Yesterday (March 22, 2011) Del Monte recalled 4,992 cartons of cantaloupes. The cartons each contained 4 plastic beige mesh sleeves sealed with a plastic orange handle with the Del Monte logo and the statement “3 count, Product of Guatemala.” The cantaloupes were identified with lot codes 02-15-24-10, 02-15-25-10, 02-15-26-10 and 02-15-28-10, and were available for sale between March 10th and March 21st.
The recalled cantaloupes were sold in Costco Warehouse stores in Alaska, California, Colorado, Idaho, Montana, Oregon, and Washington. Costco has posted a recall notice on its web site. Del Monte has put on hold production and distribution of cantaloupes from its Asuncion Mita farm.
An efficient trace-back system helped FDA and CDC determine the likely source of the illnesses. CDC described the process in the following way:
"Eleven of 12 ill persons reported eating cantaloupe in the week before illness. Ten of these 11 ill persons purchased cantaloupes before becoming ill at seven different locations of a national warehouse clubs. Information gathered with patient permission from membership card records helped determine that ill persons purchased cantaloupes sourced from a single farm. Product traceback information indicates these cantaloupes were harvested from single farm in Guatemala."
Notwithstanding CDC's confidence in the outcome of its investigations, one flagrant discrepancy begs for an explanation. The Del Monte recall notice says that the implicated cantaloupes were available for sale from March 10th to March 21st, inclusive. But the confirmed illness reported to CDC occurred from February 5th to February 23rd, 2011. This suggests to me that the contamination problem pre-dates by more than one month the shipping dates of the cantaloupes formally recalled by Del Monte.

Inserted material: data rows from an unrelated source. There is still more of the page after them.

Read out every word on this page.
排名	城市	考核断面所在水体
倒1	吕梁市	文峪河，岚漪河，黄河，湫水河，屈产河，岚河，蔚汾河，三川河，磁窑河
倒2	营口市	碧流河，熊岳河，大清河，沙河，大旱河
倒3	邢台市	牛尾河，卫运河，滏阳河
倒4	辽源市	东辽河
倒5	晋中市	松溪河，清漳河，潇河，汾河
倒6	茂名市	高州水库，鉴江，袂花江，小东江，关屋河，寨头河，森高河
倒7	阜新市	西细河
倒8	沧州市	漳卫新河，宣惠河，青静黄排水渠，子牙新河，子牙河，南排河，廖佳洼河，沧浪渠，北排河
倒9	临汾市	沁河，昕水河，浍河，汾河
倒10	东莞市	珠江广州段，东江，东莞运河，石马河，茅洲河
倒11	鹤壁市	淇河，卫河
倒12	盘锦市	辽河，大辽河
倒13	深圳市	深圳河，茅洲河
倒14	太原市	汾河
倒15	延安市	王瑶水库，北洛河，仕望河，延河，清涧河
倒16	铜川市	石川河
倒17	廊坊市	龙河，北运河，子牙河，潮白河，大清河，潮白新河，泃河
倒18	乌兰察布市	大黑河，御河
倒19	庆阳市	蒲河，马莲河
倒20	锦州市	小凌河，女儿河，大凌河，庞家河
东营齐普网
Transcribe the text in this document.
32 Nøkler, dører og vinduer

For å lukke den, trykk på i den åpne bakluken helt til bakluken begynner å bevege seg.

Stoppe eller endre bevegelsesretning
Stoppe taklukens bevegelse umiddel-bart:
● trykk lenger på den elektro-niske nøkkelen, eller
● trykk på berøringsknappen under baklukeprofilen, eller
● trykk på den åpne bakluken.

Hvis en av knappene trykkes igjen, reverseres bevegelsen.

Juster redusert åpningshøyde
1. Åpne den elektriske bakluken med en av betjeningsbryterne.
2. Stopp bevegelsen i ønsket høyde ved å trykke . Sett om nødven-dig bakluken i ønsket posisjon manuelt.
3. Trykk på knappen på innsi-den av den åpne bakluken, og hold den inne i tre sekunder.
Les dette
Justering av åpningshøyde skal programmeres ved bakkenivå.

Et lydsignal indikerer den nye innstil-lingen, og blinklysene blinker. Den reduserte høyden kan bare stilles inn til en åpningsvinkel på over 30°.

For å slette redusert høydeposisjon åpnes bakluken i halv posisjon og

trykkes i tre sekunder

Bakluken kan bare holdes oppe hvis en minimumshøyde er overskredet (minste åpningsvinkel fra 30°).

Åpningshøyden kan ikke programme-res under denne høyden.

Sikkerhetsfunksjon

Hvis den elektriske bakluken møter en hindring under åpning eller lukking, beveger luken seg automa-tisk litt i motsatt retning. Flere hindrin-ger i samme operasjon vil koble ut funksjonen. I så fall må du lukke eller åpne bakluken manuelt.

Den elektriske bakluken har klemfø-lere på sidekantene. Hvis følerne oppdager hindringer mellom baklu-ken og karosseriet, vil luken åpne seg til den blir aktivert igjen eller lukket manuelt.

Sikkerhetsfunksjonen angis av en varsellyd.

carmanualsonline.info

I also wonder how the Maryland case fits into the epidemiological equation, when the implicated melons are said to have been distributed only in seven western US states.
Del Monte has experienced two prior instances of Salmonella contamination in its cantaloupes. In October 2010, the company recalled 81 cartons of cantaloupes grown in and shipped from Arizona. The cantaloupes, which "... had the potential to be contaminated with Salmonella ..." were distributed to wholesalers in the Detroit area. One year earlier, Raley's Family of Fine Stores recalled Del Monte cantaloupes from its Raley’s, Bel Air, Nob Hill Foods and Food Source stores in Nevada and Northern California between Oct. 5 and Oct. 16, 2009 after Salmonella was detected in a sample of the melons during routine testing. No confirmed illnesses were associated with either recall.
While the recall and the investigation continue, CDC offers the following advice to consumers and retailers:
- Consumer should not eat recalled cantaloupes and restaurant and food service operators should not serve them.
- Consumers who have cantaloupes in their homes can check with the place of purchase to determine if the fruit came from this company.
- Recalled cantaloupes should be disposed of in a closed plastic bag placed in a sealed trash can. This will prevent people or animals from eating them.
- Persons who think they might have become ill from eating possibly contaminated cantaloupes should consult their health care providers.
- Consumers and food preparers should wash their hands before and after handling any melon. Wash the surface of melons such as cantaloupes, and dry them with a clean cloth or paper towel before cutting.
Alternatively, consumers might switch to honeydew melons and watermelons for the duration.